No adjective can truly encapsulate what Vicky Kaushal achieves here. Yes, he is a towering force, his speeches electrifying, his presence enough to command fear and respect. But beyond the warrior, there’s the son who mourns his father, the man who clings to his loved ones amidst the chaos. Kaushal dances between these shades effortlessly—one moment, an untouchable lion, the next, a vulnerable man yearning for connection.
Despite Utekar’s repeated justifications for casting Rashmika Mandanna as Yesubai, her South Indian accent undercuts her sincerity. She tries, she commits, but there’s a disconnect. In contrast, Vineet Kumar Singh is an absolute revelation, easily the film’s strongest performer after Kaushal and Khanna. Time and again, Singh proves his mettle, and yet, he remains criminally underutilized in mainstream cinema.

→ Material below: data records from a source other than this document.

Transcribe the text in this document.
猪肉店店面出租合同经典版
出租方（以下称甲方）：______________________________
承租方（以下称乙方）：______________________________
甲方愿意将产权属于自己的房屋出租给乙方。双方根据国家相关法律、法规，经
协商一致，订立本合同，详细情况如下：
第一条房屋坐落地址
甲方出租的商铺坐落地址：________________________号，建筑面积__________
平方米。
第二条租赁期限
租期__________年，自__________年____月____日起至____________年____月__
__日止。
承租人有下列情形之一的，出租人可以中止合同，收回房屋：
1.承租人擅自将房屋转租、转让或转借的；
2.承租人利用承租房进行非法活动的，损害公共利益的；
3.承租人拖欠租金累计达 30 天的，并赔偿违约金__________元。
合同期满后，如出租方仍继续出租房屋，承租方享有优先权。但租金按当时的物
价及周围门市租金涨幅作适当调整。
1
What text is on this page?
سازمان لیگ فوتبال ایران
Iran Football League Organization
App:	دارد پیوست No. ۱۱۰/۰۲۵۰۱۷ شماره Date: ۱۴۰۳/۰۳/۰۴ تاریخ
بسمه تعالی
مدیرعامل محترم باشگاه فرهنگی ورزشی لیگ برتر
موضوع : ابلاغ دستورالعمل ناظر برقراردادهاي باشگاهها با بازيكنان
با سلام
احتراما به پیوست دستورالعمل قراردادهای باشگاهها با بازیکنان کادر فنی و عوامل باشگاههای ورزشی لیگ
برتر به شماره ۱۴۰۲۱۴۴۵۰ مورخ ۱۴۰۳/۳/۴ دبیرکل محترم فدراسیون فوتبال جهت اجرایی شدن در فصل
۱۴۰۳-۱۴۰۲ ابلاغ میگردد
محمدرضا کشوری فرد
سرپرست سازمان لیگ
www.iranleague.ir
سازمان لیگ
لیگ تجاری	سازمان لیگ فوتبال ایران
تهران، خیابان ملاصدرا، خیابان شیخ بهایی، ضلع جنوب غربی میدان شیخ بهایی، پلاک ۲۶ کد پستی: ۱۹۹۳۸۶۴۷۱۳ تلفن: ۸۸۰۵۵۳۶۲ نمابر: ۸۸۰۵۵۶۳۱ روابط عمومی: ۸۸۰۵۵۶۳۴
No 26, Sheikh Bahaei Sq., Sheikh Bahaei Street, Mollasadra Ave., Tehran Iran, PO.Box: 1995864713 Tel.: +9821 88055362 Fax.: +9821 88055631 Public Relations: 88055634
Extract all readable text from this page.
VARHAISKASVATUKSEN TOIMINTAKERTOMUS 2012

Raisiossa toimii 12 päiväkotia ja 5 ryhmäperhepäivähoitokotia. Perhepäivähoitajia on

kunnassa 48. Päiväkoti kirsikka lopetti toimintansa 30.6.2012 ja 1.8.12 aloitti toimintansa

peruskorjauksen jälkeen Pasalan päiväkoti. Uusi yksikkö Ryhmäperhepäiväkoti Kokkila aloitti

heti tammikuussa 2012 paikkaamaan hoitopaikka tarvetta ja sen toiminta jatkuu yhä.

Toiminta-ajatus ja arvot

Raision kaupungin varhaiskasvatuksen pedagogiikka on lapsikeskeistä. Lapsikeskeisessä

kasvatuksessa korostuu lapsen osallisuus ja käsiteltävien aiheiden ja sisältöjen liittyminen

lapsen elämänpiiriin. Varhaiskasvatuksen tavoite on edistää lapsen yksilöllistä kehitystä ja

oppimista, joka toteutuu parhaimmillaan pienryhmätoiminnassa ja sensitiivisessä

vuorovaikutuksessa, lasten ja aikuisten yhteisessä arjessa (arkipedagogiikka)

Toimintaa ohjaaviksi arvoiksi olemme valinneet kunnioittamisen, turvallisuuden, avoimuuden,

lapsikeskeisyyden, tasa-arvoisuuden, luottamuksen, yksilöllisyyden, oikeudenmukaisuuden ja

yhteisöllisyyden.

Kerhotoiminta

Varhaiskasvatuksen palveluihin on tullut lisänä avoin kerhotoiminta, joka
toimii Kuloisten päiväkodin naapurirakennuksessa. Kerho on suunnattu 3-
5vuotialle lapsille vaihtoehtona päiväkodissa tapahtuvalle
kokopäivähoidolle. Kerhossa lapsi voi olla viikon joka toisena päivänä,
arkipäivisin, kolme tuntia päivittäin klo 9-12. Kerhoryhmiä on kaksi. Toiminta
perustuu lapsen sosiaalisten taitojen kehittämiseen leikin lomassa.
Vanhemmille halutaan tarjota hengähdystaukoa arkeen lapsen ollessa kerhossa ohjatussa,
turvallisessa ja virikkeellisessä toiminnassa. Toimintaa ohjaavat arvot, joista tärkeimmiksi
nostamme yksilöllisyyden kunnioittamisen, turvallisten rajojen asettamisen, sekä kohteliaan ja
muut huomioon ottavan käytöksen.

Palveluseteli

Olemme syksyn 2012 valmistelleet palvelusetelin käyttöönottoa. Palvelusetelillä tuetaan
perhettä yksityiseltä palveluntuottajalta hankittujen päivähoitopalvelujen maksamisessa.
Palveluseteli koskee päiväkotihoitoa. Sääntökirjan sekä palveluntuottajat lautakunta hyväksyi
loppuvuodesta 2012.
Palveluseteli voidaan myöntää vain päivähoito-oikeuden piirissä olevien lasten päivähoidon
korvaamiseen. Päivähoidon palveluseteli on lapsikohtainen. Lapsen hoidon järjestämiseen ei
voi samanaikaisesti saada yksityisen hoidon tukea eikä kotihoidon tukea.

And then there’s Akshaye Khanna—subdued, calculated, embodying an Aurangzeb who is old and weary, yet lethal in his stillness. There’s an intentional languor to his portrayal, a quiet menace that perfectly counterbalances Kaushal’s tempestuous energy.
On a technical level, Chhaava soars, particularly in its meticulous continuity. The prosthetics, the wounds, the grime—it all remains consistent, an impressive feat in a war film where every detail matters. The only misstep? The editing.
Some sequences feel jagged, awkwardly cut, stripping scenes of their full impact. And then there’s the missed opportunity of Divya Dutta’s Soyarabai—a character teased as formidable but ultimately left underdeveloped, a glaring void in an otherwise rich narrative.
Chhaava isn’t just a film; it’s a statement. It boldly steps outside the polished confines of Bhansali and even Ashutosh Gowariker’s historical storytelling, instead embracing the grit, the rage, and the unfiltered emotions of war.
It’s a gamble by Dinesh Vijan’s Maddock Films, a deviation from the expected, but one that pays off by delivering a cinematic experience that punches you in the gut and refuses to let go.